The fierce competition to draw the attention of thrifty Chinese consumers is reshaping the country’s retail landscape and the deflation concerns are drawing further comparisons with Japan’s “lost decades” of stagnation.
Falling income growth is normalising lower consumption in China, with some industries experiencing declining revenue, as “companies are lowering prices to maintain their market share and avoid being squeezed out,” said Wang Dan, a Shanghai-based economist at Hang Seng Bank.
“It is definitely a price decrease or low inflation environment now. Though it is hard to forecast how long the situation will last, but for sure it is bad for the economy,” she said.
Numerous examples of Chinese retailers offering lower-priced alternatives have appeared in response to consumer’s cost-cutting.
Haidilao, China’s largest hotpot restaurant chain known for premium, attentive service, in late September opened two outlets of a lower-priced brand, Hailao Huoguo, that offers beef dishes for as low as US$3.92, down from $9.87 at the flagship chain. Huoguo’s food is also served cafeteria-style, reducing staffing costs.
Spirits maker Moutai, whose trademark 500ml baijiu bottles sell at $209.89, this year unveiled latte and chocolate products infused with the liquor that sell for as little as $4.94.
Walmart’s membership chain Sam’s Club and Alibaba’s Freshippo have been locked in a price war for the past five months with both sides cutting prices on popular items such as durian puff pastries by up to 34 per cent at Sam’s.
The pursuit of “value of money” among consumers “is reversing years of trading up across almost every category,” said Mark Tanner, founder of Shanghai-based marketing agency China Skinny.
Discounting and the roll-out of cheaper products had led to a fall in the average selling price for several product categories, including supplements, dairy, skin care and cosmetics, he added.
Policymakers have said they expect inflation to pick up, but data earlier this month showed consumer prices falling at their fastest pace in three years and factory gate deflation deepening.
While the economy, spurred by state-directed credit and investment, is expected to expand 5% or so this year, consumers are not feeling that growth, with youth unemployment running high and some office workers earning lower wages.
Andy Yang, a student in Beijing, recently went to Hailao Huoguo with friends and planned to switch from Haidilao in the long run. “I’m graduating next year but I still don’t have any good job offers.
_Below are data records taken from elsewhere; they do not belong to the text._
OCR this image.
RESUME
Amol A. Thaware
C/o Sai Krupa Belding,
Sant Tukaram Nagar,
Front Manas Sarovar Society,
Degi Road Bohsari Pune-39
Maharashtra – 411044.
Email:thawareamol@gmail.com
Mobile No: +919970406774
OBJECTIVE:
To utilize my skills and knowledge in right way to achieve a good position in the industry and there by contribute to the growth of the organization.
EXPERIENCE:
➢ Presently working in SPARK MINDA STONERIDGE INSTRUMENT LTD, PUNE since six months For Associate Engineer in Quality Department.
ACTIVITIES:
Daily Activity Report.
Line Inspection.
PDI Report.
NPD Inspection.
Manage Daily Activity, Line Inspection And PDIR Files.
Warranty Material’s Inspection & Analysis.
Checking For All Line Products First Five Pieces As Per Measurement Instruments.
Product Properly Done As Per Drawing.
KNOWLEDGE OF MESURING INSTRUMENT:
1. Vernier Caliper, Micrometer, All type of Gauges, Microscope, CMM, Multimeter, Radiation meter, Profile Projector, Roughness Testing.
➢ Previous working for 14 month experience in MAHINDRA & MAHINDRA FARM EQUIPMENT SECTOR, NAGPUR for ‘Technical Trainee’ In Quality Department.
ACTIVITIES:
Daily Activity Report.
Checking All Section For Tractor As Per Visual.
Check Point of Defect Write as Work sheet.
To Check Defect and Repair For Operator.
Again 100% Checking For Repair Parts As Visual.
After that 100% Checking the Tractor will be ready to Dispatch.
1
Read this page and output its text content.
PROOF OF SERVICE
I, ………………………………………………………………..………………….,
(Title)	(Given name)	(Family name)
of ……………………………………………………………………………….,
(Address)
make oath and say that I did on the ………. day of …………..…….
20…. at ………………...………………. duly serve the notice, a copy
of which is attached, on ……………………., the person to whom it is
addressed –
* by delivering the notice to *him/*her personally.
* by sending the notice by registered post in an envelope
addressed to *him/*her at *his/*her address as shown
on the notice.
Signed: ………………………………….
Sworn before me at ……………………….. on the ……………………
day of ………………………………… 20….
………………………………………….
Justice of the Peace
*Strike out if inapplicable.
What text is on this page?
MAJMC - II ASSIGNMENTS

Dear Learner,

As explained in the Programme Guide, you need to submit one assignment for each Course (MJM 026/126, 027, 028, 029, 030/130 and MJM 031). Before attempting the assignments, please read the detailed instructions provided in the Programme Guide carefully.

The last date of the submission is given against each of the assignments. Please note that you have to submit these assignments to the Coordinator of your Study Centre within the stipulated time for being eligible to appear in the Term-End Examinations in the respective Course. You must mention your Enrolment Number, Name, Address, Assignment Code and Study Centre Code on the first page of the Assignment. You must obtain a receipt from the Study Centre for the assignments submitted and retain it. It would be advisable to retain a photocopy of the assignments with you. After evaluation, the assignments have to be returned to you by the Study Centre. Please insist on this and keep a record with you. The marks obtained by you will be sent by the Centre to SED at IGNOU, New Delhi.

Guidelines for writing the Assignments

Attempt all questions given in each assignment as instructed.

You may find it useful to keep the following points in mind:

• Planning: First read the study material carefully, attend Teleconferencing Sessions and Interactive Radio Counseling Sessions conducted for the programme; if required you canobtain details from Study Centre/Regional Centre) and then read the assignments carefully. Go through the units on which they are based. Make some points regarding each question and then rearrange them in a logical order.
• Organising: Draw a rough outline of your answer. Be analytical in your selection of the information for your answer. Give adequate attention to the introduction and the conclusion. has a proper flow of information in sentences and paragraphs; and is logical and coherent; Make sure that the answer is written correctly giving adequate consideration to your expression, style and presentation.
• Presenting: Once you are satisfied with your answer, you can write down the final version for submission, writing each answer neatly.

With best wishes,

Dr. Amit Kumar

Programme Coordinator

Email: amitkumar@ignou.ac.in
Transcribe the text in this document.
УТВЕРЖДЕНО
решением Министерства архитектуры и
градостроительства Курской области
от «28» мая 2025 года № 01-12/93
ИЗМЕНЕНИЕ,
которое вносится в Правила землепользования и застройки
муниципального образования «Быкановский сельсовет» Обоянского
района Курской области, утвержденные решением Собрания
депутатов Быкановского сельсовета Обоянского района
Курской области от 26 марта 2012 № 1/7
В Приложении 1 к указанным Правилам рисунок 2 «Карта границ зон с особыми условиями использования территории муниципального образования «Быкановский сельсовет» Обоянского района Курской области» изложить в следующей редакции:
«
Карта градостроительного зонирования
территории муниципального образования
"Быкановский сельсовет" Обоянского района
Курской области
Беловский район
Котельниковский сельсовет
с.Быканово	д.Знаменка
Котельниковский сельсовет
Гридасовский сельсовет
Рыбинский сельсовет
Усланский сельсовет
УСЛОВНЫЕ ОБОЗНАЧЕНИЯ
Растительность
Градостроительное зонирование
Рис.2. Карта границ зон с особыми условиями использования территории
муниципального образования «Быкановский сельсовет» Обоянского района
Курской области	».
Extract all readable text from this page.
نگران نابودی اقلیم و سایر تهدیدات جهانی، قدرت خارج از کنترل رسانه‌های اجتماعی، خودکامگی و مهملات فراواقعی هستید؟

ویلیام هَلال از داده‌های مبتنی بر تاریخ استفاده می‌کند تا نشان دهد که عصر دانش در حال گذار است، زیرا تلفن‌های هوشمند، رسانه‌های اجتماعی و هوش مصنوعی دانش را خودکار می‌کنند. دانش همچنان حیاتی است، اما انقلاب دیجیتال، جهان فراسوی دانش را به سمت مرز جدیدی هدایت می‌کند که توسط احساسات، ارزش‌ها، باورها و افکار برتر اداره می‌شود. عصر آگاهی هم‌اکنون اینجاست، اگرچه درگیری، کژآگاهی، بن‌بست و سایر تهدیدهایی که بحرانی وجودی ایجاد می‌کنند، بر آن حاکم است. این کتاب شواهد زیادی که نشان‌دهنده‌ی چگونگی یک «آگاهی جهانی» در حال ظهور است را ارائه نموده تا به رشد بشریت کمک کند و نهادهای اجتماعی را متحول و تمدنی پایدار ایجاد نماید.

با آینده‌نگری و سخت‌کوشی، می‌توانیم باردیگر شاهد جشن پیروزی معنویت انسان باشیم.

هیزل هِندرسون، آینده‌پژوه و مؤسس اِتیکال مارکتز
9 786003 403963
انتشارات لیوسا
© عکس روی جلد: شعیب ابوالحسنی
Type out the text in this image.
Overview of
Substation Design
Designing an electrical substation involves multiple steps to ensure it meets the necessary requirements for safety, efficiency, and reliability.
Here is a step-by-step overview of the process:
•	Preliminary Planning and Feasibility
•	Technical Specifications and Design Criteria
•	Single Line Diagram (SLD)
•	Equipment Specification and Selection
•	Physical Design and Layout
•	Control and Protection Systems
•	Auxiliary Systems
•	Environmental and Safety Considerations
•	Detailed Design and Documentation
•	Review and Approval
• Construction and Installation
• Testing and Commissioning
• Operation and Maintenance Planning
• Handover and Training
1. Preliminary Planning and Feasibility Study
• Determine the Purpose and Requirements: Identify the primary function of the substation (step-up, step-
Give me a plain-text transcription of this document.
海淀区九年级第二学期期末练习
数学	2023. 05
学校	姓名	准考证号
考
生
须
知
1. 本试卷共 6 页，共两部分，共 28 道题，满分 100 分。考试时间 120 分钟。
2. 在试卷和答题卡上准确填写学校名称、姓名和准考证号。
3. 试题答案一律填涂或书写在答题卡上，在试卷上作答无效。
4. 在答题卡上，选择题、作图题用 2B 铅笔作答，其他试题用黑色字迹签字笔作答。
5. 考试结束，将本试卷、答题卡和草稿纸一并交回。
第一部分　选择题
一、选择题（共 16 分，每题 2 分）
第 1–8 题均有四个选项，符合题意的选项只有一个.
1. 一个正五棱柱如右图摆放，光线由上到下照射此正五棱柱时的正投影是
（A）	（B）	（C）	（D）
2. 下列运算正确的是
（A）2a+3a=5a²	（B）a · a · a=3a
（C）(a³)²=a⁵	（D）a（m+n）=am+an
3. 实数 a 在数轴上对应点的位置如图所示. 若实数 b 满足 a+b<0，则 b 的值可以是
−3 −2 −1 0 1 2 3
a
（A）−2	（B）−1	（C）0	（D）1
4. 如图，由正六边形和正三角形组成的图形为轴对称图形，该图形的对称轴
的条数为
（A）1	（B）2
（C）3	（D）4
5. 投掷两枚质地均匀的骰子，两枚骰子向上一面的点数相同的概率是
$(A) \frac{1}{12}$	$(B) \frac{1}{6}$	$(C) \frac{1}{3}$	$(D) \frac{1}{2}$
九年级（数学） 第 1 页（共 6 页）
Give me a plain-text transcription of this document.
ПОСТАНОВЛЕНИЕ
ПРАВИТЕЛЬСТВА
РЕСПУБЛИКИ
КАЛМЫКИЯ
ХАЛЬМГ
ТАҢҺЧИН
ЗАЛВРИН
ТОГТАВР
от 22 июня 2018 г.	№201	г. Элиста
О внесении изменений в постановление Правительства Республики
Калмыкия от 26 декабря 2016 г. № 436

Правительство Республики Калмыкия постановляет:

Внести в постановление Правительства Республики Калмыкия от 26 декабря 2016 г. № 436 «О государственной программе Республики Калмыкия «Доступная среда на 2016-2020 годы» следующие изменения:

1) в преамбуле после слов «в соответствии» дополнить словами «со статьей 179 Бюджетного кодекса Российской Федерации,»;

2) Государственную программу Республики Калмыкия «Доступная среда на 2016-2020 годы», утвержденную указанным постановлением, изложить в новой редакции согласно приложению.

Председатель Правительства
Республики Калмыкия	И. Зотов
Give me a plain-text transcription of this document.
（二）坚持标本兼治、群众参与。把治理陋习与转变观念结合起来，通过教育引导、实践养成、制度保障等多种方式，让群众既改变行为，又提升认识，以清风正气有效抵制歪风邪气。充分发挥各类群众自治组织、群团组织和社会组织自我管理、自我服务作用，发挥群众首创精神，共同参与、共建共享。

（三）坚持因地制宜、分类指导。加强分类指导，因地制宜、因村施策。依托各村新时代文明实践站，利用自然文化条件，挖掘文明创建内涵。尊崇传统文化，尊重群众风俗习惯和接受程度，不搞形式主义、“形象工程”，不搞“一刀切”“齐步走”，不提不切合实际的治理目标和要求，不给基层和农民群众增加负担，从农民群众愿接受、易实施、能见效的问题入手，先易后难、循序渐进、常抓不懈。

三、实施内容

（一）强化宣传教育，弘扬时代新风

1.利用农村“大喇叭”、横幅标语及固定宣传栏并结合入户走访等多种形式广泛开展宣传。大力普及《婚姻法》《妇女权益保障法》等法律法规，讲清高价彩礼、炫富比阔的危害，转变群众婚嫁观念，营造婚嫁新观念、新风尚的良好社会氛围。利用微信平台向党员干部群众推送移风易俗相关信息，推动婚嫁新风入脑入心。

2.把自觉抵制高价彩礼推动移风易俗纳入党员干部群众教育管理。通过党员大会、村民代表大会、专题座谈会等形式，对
For me, the cheaper the better,” he said.
Reached for comment, Haidilao said the brand was “still an experiment”.
Bargain store exppansion
The climate has also given rise to a new breed of discount stores, a relatively new phenomenon for China, whose emergence are also spurring larger rivals to announce big price cuts.
Lingshi Henmang is a six-year-old snack brand with the slogan “The People’s Snack”. Its products are cheaper than supermarkets and it plans to expand to 10,000 stores in 2025 from 4,000 currently, according to the Changsha-based company.
In a statement released by its public relations representative, Lingshi Henmang said the expansion was a result of strong demand.
“The market has undergone significant changes in the past three years due to the epidemic, and consumers are becoming more rational in their purchasing decisions,” the statement said.
Bestore, China’s biggest snack brand, in November fought back by cutting prices on average by 22 per cent on 300 products, with the largest at 45%, in its biggest reductions ever.
Hotmaxx, which specialises in selling soon-to-expire products at cheaper prices, has also set a target of expanding to 5,000 outlets in the next three years, from 250 currently, according to its website.